Polecats, Stray Cats, Blue Cats – die drei Katzenbands waren Anfang der achtziger Jahre meine Lieblingsgruppen. Der Rockabilly-Tanz nennt sich Boppin’ und ist ein Solotanz. Im schnellen Rhythmus der Musik wird gewippt und ein Bein vor das andere geworfen, während man die Arme gegenläufig bewegt. Auch ich boppte als 15jähriger wie bekloppt auf Feten und Konzerten in meinen spitzen, schwarzen wildledernen Doc Martens. Wie ich diese Schuhe geliebt habe! Für Teenager sind Schuhe ja so wichtig.

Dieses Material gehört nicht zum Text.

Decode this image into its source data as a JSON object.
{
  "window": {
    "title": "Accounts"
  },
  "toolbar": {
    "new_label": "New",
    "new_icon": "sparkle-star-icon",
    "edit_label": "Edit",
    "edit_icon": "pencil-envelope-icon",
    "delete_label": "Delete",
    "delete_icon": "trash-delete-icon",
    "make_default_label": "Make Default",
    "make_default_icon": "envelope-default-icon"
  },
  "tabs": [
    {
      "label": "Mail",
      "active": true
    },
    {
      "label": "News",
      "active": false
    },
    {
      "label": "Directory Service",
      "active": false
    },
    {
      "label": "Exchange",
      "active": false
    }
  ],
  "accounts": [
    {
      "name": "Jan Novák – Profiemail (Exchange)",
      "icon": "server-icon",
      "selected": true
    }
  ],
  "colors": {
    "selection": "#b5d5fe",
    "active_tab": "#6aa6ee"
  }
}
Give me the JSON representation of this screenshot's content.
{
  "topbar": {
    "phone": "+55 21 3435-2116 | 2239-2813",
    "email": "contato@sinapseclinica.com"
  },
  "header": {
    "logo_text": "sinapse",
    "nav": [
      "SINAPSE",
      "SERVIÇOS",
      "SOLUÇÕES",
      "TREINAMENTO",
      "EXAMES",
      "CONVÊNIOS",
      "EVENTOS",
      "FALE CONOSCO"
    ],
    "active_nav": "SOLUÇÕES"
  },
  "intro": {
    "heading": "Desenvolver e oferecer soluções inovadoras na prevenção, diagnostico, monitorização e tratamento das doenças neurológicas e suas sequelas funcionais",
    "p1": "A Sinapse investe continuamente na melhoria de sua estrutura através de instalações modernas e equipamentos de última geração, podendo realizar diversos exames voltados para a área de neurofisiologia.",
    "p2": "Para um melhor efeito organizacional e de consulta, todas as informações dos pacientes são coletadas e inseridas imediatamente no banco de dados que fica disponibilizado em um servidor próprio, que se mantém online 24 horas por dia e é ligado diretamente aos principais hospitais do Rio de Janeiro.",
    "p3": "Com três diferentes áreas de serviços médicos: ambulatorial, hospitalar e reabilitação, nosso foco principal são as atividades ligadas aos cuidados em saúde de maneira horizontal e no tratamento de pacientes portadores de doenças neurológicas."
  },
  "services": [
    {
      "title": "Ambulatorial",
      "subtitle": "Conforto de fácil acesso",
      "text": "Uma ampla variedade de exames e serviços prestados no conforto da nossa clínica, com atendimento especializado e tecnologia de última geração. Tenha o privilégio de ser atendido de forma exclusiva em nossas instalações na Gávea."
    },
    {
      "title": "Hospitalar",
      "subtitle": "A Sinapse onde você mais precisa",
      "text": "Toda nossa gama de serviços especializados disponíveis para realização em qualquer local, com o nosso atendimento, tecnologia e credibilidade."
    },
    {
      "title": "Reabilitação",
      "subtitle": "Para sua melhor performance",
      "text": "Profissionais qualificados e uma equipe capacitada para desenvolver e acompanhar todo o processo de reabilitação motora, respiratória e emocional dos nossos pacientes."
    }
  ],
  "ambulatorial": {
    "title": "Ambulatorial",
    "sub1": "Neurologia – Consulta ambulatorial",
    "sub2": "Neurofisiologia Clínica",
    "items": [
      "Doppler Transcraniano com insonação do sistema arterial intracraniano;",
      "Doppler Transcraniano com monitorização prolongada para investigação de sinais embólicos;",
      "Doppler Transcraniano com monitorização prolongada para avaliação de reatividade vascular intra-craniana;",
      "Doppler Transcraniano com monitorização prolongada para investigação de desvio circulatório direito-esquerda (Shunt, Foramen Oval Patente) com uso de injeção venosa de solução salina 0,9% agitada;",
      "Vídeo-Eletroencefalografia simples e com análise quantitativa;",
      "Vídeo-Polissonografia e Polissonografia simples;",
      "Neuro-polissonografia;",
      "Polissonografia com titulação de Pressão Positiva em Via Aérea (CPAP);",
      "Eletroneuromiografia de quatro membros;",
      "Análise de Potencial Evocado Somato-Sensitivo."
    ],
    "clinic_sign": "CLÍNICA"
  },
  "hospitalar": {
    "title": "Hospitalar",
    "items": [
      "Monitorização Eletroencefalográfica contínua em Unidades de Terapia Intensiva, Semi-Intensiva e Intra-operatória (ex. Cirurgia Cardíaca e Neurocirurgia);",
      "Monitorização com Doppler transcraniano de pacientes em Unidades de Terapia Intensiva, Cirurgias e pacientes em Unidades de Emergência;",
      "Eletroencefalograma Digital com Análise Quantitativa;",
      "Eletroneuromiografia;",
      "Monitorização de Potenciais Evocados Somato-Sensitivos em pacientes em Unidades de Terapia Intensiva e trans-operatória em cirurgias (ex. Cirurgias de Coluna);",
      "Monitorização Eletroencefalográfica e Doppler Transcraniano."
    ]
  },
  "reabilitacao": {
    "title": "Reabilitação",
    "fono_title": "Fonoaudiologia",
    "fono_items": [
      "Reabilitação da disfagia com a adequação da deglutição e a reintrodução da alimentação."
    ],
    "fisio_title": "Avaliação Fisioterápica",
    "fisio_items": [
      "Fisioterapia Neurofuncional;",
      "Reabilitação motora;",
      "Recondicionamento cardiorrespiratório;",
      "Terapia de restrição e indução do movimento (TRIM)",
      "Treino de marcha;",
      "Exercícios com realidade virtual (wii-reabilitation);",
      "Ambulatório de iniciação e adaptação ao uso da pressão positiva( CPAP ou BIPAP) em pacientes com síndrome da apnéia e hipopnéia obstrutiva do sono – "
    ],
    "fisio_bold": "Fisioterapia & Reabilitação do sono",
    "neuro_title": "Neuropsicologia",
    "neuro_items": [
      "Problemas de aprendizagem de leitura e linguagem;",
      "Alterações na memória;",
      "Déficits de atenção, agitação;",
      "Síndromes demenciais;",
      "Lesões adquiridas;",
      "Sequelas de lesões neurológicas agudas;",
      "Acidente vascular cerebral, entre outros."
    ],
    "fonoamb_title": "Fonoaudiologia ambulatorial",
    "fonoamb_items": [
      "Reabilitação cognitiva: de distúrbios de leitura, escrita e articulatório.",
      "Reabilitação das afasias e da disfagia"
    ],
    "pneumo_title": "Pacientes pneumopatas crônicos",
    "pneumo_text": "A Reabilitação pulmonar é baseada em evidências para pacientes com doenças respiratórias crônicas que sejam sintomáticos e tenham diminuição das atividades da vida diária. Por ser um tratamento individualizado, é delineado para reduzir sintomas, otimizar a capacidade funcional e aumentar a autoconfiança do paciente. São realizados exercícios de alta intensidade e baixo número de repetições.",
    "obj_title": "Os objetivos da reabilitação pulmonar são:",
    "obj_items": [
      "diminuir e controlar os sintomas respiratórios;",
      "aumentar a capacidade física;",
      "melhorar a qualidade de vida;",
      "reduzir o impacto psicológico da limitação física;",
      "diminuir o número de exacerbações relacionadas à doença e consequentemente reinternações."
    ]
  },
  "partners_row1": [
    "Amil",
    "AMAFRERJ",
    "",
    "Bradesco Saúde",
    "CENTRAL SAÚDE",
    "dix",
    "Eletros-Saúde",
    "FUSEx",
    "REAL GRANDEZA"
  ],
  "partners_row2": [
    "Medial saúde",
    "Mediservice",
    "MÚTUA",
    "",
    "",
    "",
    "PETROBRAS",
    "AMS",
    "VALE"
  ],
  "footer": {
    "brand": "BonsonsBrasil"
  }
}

Gekauft hatte ich sie in Begleitung meiner Mutter bei Charmeuse am Hamburger Steindamm. Das Geschäft, gegründet 1977, besteht bis heute und war in seiner Blütezeit der Treffpunkt der Rockabillyszene. Der Laden war der einzige, in dem es Doc Martens, Drape Jackets und Petticoats gab. Punks und Teds befanden sich zwar in einem Bandenkrieg, der regelmäßig zu Schlägereien führte, aber auch Punks mussten sich dort hineinschleichen, um sich Creepers, dicke Kreppsohlenschuhe, zu besorgen. Mit meiner Mutter im Schlepptau betrat ich also zum ersten Mal Charmeuse. Uncooler als ich war in diesem mit Fünfziger-Jahre-Möbeln dekorierten Ort der Coolness niemand. Außer natürlich meine Mutter, eine Mischung aus Zarah Leander und Mutter Beimer. Ihr war das Gehabe der Szenetypen völlig gleichgültig, sie wollte sicherstellen, dass ihr Sohn vernünftige Schuhe bekommt. Schon zu meinem ersten Konzert, 1980 in der Hamburger Markthalle, hatte sie mich tapfer begleitet. In der letzten Reihe, umringt von mitleidigen Blicken der aufgemotzten Teds, sahen wir die lokale Rockabilly-Gruppe Ronny and his Hot Potatoes. Die Inhaberin von Charmeuse hieß Heidi, und zufällig kannte sie den trostlosen niedersächsischen Ort Harsefeld, in den meine Famlie 1979 gezogen war, weil eine Verwandte von ihr dort wohnte. Heidi muss damals so Anfang 30 gewesen sein, jedenfalls schien sie mir tausendfach cooler zu sein als meine Mutter. Schlicht gekleidet, war sie nicht nur für mich, sondern auch für viele andere Jugendliche, die den Laden damals regelmäßig besuchten, ein Vorbild: vernünftig, erwachsen, aber trotzdem cool. Vor allem aber war sie mitfühlend. Empathie war in den kühlen Achtzigern nicht ansagt. Neon wollte man sein. Bei meinen folgenden Besuchen bei Charmeuse erkanne Heide mich immer sofort. Einmal zeigte sie mir sogar Medita­tionsübungen, die ich noch Jahre später, auf dem Rücken liegend, in meinem Jugendzimmer praktizierte.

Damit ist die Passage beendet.